Isothermal Titration Calorimetry (ITC)

Brief Overview: Isothermal titration calorimetry (ITC) is used to measure interactions between ligands such as proteins and peptides, or proteins and other ligands (e.g. lipid heads groups).

For ITC experiments, two binding partners (e.g., protein A and protein B, in the same buffer and at known concentrations) are placed in the injection syringe and the ITC cell. The ITC cell is kept at a tiny temperature difference compared to a reference cell filled with buffer.

When protein B is injected, the two proteins interact.
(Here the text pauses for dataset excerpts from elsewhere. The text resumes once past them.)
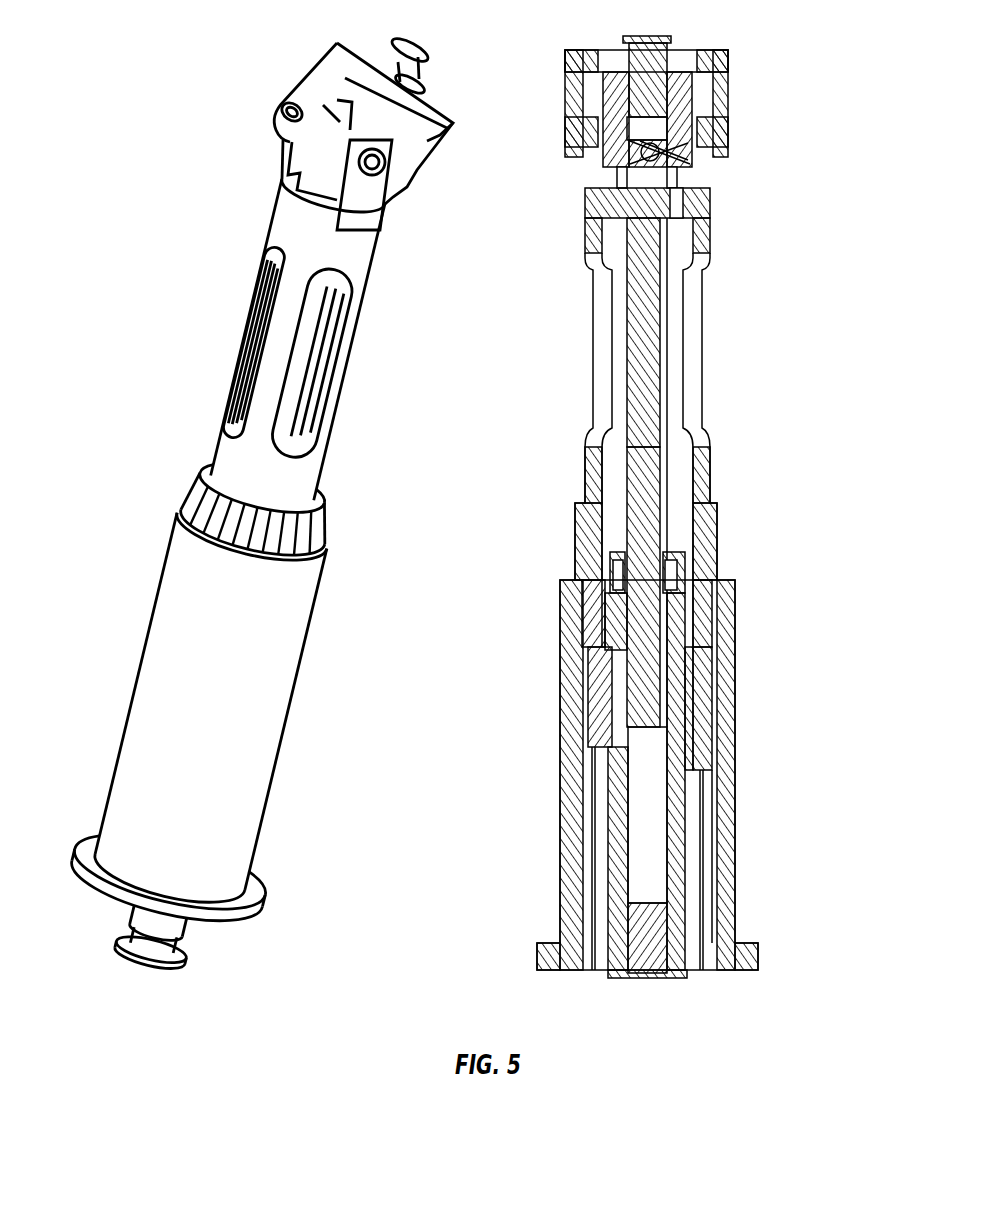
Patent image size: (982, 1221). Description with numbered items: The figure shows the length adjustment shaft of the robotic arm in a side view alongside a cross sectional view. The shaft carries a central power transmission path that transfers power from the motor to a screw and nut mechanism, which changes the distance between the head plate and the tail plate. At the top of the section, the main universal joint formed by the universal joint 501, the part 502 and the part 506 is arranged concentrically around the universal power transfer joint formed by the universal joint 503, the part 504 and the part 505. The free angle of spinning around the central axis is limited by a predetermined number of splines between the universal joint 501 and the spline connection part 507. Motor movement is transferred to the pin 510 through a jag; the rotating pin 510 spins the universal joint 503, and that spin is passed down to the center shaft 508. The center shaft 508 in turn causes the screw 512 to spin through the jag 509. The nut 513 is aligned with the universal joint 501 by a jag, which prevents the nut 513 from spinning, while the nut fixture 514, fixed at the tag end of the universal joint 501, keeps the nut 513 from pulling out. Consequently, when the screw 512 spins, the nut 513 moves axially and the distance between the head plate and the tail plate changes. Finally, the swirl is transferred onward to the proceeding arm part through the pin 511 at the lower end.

The universal joint 501 is at (703, 398).
The main universal joint part 502 is at (728, 130).
The universal joint 503 is at (694, 97).
The universal power transfer joint part 504 is at (670, 215).
The universal power transfer joint part 505 is at (652, 170).
The main universal joint part 506 is at (722, 62).
The spline connection part 507 is at (735, 598).
The center shaft 508 is at (660, 490).
The jag 509 is at (682, 552).
The pin 510 is at (628, 42).
The pin 511 is at (673, 977).
The screw 512 is at (682, 613).
The nut 513 is at (690, 648).
The nut fixture 514 is at (703, 747).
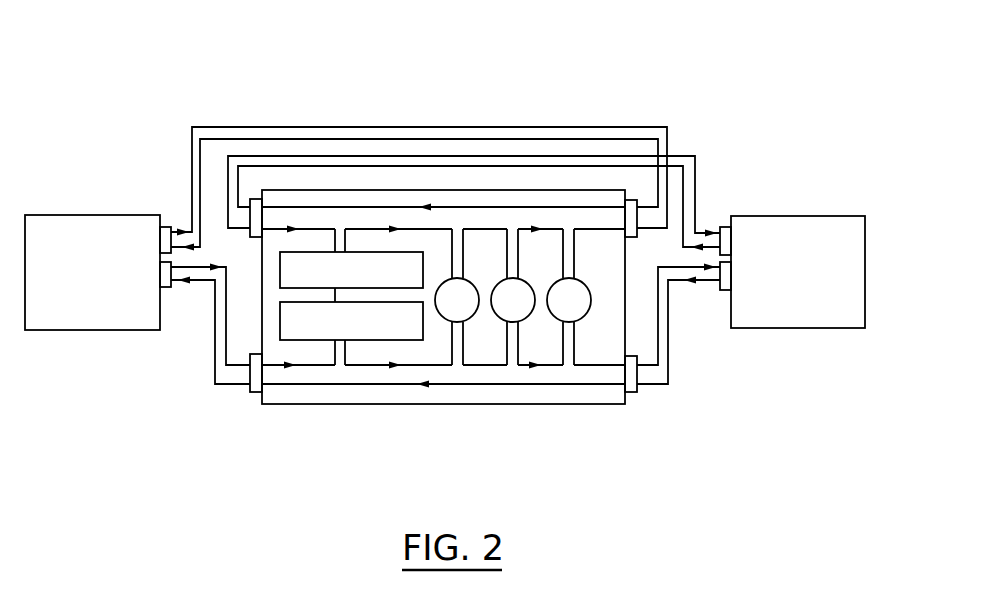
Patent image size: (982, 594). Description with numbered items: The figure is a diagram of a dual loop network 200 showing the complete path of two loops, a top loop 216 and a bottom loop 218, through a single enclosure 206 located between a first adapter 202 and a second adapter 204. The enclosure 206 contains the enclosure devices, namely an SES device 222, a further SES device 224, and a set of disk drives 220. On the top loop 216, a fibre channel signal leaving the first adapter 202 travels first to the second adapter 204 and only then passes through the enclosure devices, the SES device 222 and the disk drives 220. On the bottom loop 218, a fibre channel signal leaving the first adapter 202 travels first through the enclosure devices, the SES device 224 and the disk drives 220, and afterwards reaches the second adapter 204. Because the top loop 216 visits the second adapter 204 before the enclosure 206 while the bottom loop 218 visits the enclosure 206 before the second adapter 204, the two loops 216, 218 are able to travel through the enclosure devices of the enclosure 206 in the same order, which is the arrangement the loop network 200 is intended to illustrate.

If this interaction is exothermic, the ITC uses less energy to heat the cell; if the interaction is endothermic, the ITC uses more energy to heat the cell. Precise measurement of the energy required to maintain temperature of the cell during the course of several injections leads to the calculation of free energy, enthalpy, entropy, Kd, and stoichiometry of binding from one single experiment. Furthermore the reaction can be measured without immobilization or labelling of the binding partners.
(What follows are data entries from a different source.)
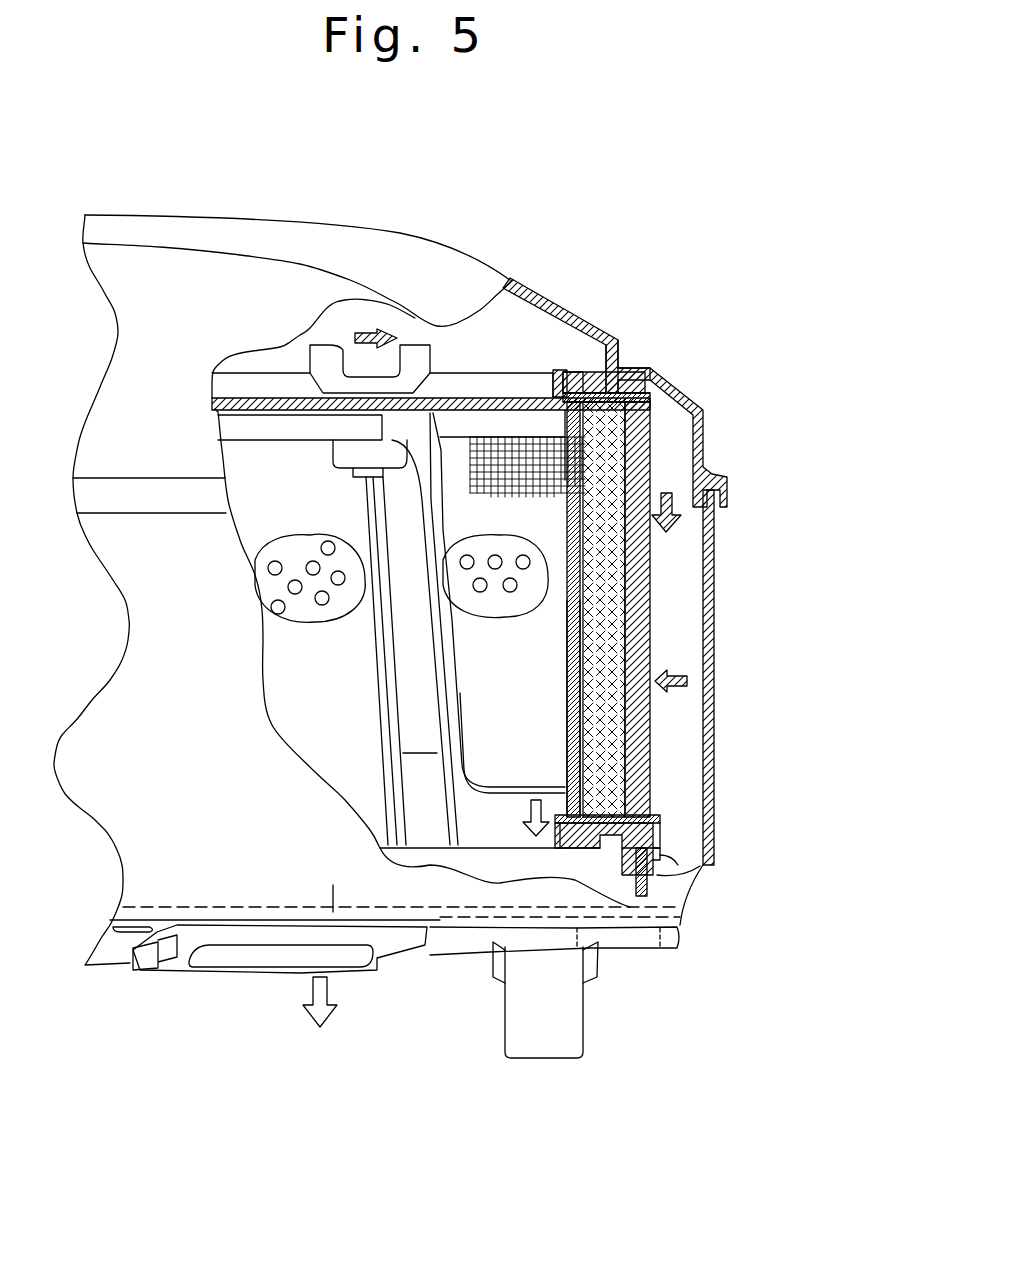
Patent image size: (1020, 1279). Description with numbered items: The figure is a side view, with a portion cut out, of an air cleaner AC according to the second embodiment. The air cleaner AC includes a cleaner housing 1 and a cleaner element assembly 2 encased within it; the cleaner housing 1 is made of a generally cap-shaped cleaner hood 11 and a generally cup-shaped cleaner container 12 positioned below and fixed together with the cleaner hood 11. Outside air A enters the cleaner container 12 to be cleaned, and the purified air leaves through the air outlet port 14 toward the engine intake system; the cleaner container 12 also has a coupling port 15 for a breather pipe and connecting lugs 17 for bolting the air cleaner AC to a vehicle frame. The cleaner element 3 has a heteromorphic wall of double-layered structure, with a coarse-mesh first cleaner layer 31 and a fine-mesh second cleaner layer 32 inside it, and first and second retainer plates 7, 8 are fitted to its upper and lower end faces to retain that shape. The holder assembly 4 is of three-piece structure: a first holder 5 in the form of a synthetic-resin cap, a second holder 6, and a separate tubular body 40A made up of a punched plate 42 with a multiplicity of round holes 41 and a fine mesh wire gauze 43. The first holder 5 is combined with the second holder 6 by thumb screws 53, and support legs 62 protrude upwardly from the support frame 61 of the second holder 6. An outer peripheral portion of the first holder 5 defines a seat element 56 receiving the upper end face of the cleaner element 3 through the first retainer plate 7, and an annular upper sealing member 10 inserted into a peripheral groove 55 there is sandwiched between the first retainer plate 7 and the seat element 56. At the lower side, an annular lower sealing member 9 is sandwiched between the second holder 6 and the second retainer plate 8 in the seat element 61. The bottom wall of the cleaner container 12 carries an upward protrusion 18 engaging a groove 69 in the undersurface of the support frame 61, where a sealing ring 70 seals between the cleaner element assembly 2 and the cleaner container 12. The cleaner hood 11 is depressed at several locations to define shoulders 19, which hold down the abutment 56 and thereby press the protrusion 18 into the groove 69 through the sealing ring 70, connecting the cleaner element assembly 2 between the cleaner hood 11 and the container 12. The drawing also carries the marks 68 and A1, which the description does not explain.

The air cleaner AC is at (168, 203).
The cleaner housing 1 is at (228, 208).
The cleaner element assembly 2 is at (455, 350).
The cleaner element 3 is at (685, 605).
The holder assembly 4 is at (647, 450).
The first holder 5 is at (457, 398).
The second holder 6 is at (657, 840).
The first retainer plate 7 is at (650, 400).
The second retainer plate 8 is at (660, 813).
The annular lower sealing member 9 is at (592, 849).
The annular upper sealing member 10 is at (597, 378).
The cleaner hood 11 is at (400, 237).
The cleaner container 12 is at (713, 673).
The air outlet port 14 is at (273, 957).
The coupling port 15 is at (543, 1040).
The connecting lugs 17 is at (677, 937).
The protrusion 18 is at (670, 867).
The shoulders 19 is at (622, 385).
The first cleaner layer 31 is at (640, 545).
The second cleaner layer 32 is at (613, 597).
The tubular body 40A is at (522, 640).
The round holes 41 is at (525, 557).
The punched plate 42 is at (572, 603).
The fine mesh wire gauze 43 is at (567, 720).
The thumb screw 53 is at (327, 345).
The peripheral groove 55 is at (580, 378).
The seat element 56 is at (653, 380).
The support frame 61 is at (663, 830).
The support legs 62 is at (413, 706).
The seal seat 68 is at (578, 849).
The groove 69 is at (673, 860).
The sealing ring 70 is at (653, 853).
The outside air A is at (373, 330).
The drain flow direction A1 is at (525, 815).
Tips and Tricks on how to set up an experiment

In order to obtain an optimal binding isotherm one needs to consider the following:
1. Relative concentrations of binding partners

The binding partner in the sample cell (1.6 ml volume for a VP-ITC) should be at least at a 10 fold higher concentration than the expected dissociation constant (Kd) of the reactants. Ideally it should be 30 fold higher. If the concentration is more than 100 fold above the dissociation constant the curve gets too steep and the fit is inaccurate. In this case the concentration should be lowered, if the signal is still be large enough. The ligand in the syringe should be titrated to a molar ratio of 4:1 compared to the binding partner in the sample cell. Since the total volume injected from the syringe is about 0.3 ml, the concentration of the ligand should be about 20 fold higher than the binding partner in the sample cell. The volume of the individual injections should be chosen such that the ligand and the binding partner reach a molar ratio of 1:1 after about 10-15 injections.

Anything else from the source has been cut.